Изменить размер шрифта - +

Шарапов усмехнулся:

– Да, я слышал об этом где‑то. Там в аккурат речь шла об исключительных случаях… Предположим, что мы продержим Батона еще неделю. Какие ты можешь гарантировать результаты? Если они будут на нынешнем уровне, извиняться перед Дедушкиным придется втрое. И все.

– Я, между прочим, не пылесосы выпускаю. И не электробритвы. Ну и никаких гарантий давать заранее не могу… Но… но…

– После такого «но» должно последовать серьезное откровение…

– Этого я не обещаю. Но я предлагаю двинуться не вдоль проблемы, а вглубь.

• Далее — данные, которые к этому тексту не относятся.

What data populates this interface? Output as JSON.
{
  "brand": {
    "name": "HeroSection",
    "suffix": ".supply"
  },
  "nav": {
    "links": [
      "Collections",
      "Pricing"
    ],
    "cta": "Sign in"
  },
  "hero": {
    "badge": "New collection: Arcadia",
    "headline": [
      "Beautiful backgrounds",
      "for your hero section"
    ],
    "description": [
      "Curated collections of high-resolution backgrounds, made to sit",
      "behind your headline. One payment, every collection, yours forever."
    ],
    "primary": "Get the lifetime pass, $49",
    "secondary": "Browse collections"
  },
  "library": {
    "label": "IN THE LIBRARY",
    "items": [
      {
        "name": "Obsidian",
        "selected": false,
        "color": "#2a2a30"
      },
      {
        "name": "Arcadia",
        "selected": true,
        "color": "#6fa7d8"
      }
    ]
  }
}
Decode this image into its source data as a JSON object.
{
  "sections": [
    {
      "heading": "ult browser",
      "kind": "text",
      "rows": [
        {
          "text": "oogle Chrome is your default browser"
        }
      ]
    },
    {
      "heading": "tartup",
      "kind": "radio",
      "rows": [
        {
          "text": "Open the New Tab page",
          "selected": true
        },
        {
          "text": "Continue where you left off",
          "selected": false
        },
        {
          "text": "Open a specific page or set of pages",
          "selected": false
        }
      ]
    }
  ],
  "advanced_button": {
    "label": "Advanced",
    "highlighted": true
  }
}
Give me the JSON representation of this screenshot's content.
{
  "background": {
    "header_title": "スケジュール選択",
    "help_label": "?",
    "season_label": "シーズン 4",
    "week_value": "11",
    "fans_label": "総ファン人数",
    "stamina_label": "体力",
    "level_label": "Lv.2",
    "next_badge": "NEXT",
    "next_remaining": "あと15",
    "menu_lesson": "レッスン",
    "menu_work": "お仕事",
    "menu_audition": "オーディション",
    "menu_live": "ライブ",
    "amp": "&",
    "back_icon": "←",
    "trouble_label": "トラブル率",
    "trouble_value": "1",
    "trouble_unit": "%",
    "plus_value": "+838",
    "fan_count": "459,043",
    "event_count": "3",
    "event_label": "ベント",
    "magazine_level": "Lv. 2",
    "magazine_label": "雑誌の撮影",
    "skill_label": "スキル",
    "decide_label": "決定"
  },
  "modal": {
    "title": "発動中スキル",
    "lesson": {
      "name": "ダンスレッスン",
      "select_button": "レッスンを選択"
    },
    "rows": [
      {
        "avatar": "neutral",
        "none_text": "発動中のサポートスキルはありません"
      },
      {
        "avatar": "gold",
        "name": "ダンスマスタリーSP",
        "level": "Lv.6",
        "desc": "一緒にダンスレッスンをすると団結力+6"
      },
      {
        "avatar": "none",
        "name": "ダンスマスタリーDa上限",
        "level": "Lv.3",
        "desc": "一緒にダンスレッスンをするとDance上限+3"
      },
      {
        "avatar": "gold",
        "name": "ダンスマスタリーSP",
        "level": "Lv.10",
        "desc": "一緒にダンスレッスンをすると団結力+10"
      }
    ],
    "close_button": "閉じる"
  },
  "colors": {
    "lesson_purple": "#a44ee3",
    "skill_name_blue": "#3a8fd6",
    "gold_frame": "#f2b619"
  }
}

Шарапов поднял белесую бровь. Я разложил на столе оперативную схему и развернутый план расследования:

– Дальнейшая разработка и допросы Батона представляются мне бесперспективными. Сознаваться он не станет. Но мне не дает покоя крест. Странный он очень, этот крест. Поэтому я хочу затребовать из архива Верховного суда дело атамана Семенова. Это раз. А затем самое главное: надо связаться с болгарским уголовным розыском – запросить их об этом Фаусто Кастелли. Вчера он приехал в Софию. Если он вполне респектабельный человек, надо попросить болгарских коллег порасспросить его о чемодане.

Шарапов зачем‑то надел очки и посмотрел на меня исподлобья сквозь дымчатые стекла. В это время постучал в дверь Савельев:

– Разрешите присутствовать, товарищ подполковник?

– Присутствуй.

– Давайте еще раз с Батоном поговорим, – предложил я.

– Бесполезно, – с ходу включился в разговор Сашка. – Это же не человек – это кладбище улик.

Но Шарапов уже снял телефонную трубку и коротко приказал:

– Дедушкина ко мне, – положил трубку на рычаг и сказал нам: – Поговорим и, по‑видимому, отпустим…

Сашка, который не слышал начала нашего разговора, взвился с дивана, как петарда:

– То есть как это отпустим? В каком смысле?

– В прямом, – спокойно сказал Шарапов. – Тем более что Батон не иголка, фигура всесоюзно известная и в случае чего никуда от нас не денется. – Он быстро взглянул на меня и снова повернулся к Савельеву: – Я думаю, что у Тихонова уже лежит в папочке постановление о его освобождении. А, Стас?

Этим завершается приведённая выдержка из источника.